Closed vineetbansal closed 1 year ago

vineetbansal commented 1 year ago

In PR #14, I introduced a tweak in the way we calculate specificity in the case of no matches at all. This is related to the discussion we had on Slack (where you were seeing discrepancies between your script vs. what guidescan enumerate gave you):

Ok so the python code is doing (1 / 1 + cfd_sum) in case there are no matches, and 1 / cfd_sum if there is at least one match.
Let me put in the exact same logic in C++

During an unrelated investigation this week, I discovered some discrepancies between the specificity values that are written in the case of a .csv output vs a .sam output, and noticed 2 bugs that I introduced in that PR:

  1. perfect_match = match.mismatches == 0; is not the correct thing to do, since we want to determine if there is a perfect match or not (and not overwrite that flag in subsequent match comparisons of distance >= 0).
  2. The specificity tweak only worked anyway in the case of generating the .csv file output, not the .sam file. Whatever logic was added to the .csv file generation should also have been added to the .sam file generation.

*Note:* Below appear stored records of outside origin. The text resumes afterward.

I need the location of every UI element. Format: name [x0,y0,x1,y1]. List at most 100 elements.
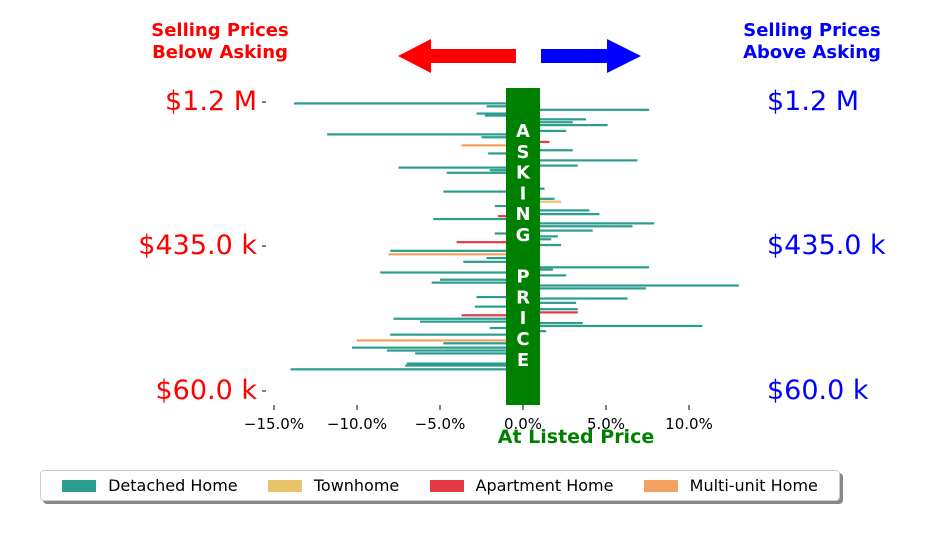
y-label-left-bottom: $60.0 k [155,375,257,406]
bar-37 [390,249,523,252]
x-tick-label-0: −15.0% [244,415,304,433]
bar-25 [523,209,590,212]
y-tick-marks [262,101,266,392]
bar-47 [523,284,739,287]
bar-67 [415,352,523,355]
bar-1 [486,105,523,108]
bar-12 [461,144,523,147]
bar-65 [352,346,523,349]
bar-62 [390,333,523,336]
bar-26 [523,213,600,216]
y-label-right-bottom: $60.0 k [767,375,869,406]
bar-16 [523,164,578,167]
bar-23 [523,200,562,203]
legend-label-townhome: Townhome [313,476,400,495]
x-axis-label: At Listed Price [497,426,655,448]
asking-letter-8: R [516,287,530,308]
bar-45 [440,278,523,281]
legend-item-multiunit: Multi-unit Home [643,476,818,495]
legend-item-detached: Detached Home [62,476,238,495]
x-tick-label-1: −10.0% [327,415,387,433]
direction-arrows [398,39,641,73]
asking-letter-1: S [517,142,530,163]
y-label-right-top: $1.2 M [767,86,859,117]
bar-13 [523,149,573,152]
bar-59 [523,324,703,328]
y-label-left-top: $1.2 M [165,86,257,117]
bar-55 [461,314,523,317]
bar-44 [523,274,567,277]
bar-28 [433,217,523,221]
bar-54 [523,311,578,314]
legend-swatch-detached [62,479,97,492]
y-label-right-mid: $435.0 k [767,230,886,261]
legend-swatch-multiunit [643,479,678,492]
y-label-left-mid: $435.0 k [138,230,257,261]
legend-swatch-townhome [267,479,302,492]
asking-letter-9: I [520,308,527,329]
bar-31 [523,229,593,232]
bar-40 [463,260,523,263]
bar-4 [484,114,523,117]
x-axis: −15.0% −10.0% −5.0% 0.0% 5.0% 10.0% [244,405,713,433]
right-arrow-icon [541,39,641,73]
bar-43 [380,271,523,274]
bar-63 [357,339,523,342]
x-tick-label-3: 0.0% [504,415,542,433]
asking-letter-4: N [515,204,530,225]
below-asking-header: Selling Prices Below Asking [151,20,289,63]
asking-letter-3: I [520,183,527,204]
legend-label-multiunit: Multi-unit Home [689,476,818,495]
bar-64 [443,342,523,345]
bar-17 [398,166,523,169]
asking-letter-2: K [516,163,531,184]
bar-46 [431,281,523,284]
bar-7 [523,124,608,127]
x-tick-label-4: 5.0% [587,415,625,433]
bar-15 [523,159,638,162]
bar-58 [523,321,583,325]
bar-19 [446,171,523,174]
bar-48 [523,287,646,290]
bar-50 [476,295,523,299]
bar-32 [523,235,558,238]
bar-57 [420,320,523,323]
bar-5 [523,118,587,121]
bar-68 [406,362,523,365]
left-arrow-icon [398,39,516,73]
bar-38 [388,253,523,256]
asking-price-column [506,88,540,405]
bar-53 [523,308,578,311]
asking-letter-10: C [516,329,529,350]
legend-label-detached: Detached Home [108,476,238,495]
bar-10 [481,136,523,139]
bar-29 [523,222,655,225]
bar-56 [393,317,523,320]
x-tick-label-2: −5.0% [415,415,466,433]
bar-70 [290,368,523,371]
bar-39 [486,256,523,260]
bar-30 [523,225,633,228]
bar-6 [523,121,573,124]
bar-36 [523,243,562,247]
bar-49 [523,297,628,300]
bar-9 [327,133,523,136]
bar-66 [386,349,523,352]
legend-item-apartment: Apartment Home [429,476,614,495]
bar-35 [456,241,523,244]
above-asking-header: Selling Prices Above Asking [743,20,881,63]
bar-0 [293,102,523,105]
bar-21 [443,190,523,193]
bar-2 [523,108,650,111]
bar-14 [488,152,523,155]
legend-item-townhome: Townhome [267,476,400,495]
asking-letter-7: P [516,267,529,288]
asking-letter-0: A [516,121,530,142]
asking-letter-11: E [517,350,529,371]
bar-8 [523,129,567,132]
bar-41 [523,266,650,269]
bar-69 [405,364,523,367]
legend-label-apartment: Apartment Home [475,476,614,495]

This PR fixes both these issues.

It was also getting a bit hairy to debug .sam files (by doing a simple md5sum on what an expected SAM file is vs. what is generated, for example), because we're doing (only for .sam files, not for .csv files):

std::shuffle(off_targets[i].begin(), off_targets[i].end(), std::mt19937{std::random_device{}()});

I've taken off this line so we get deterministic .sam files now if the inputs haven't changed. This is helpful for my debugging (especially comparing off-target hex strings to what they should be). If this shuffling was put for some specific reason (or if it should be moved to its own issue/PR), I'm happy to take that off here.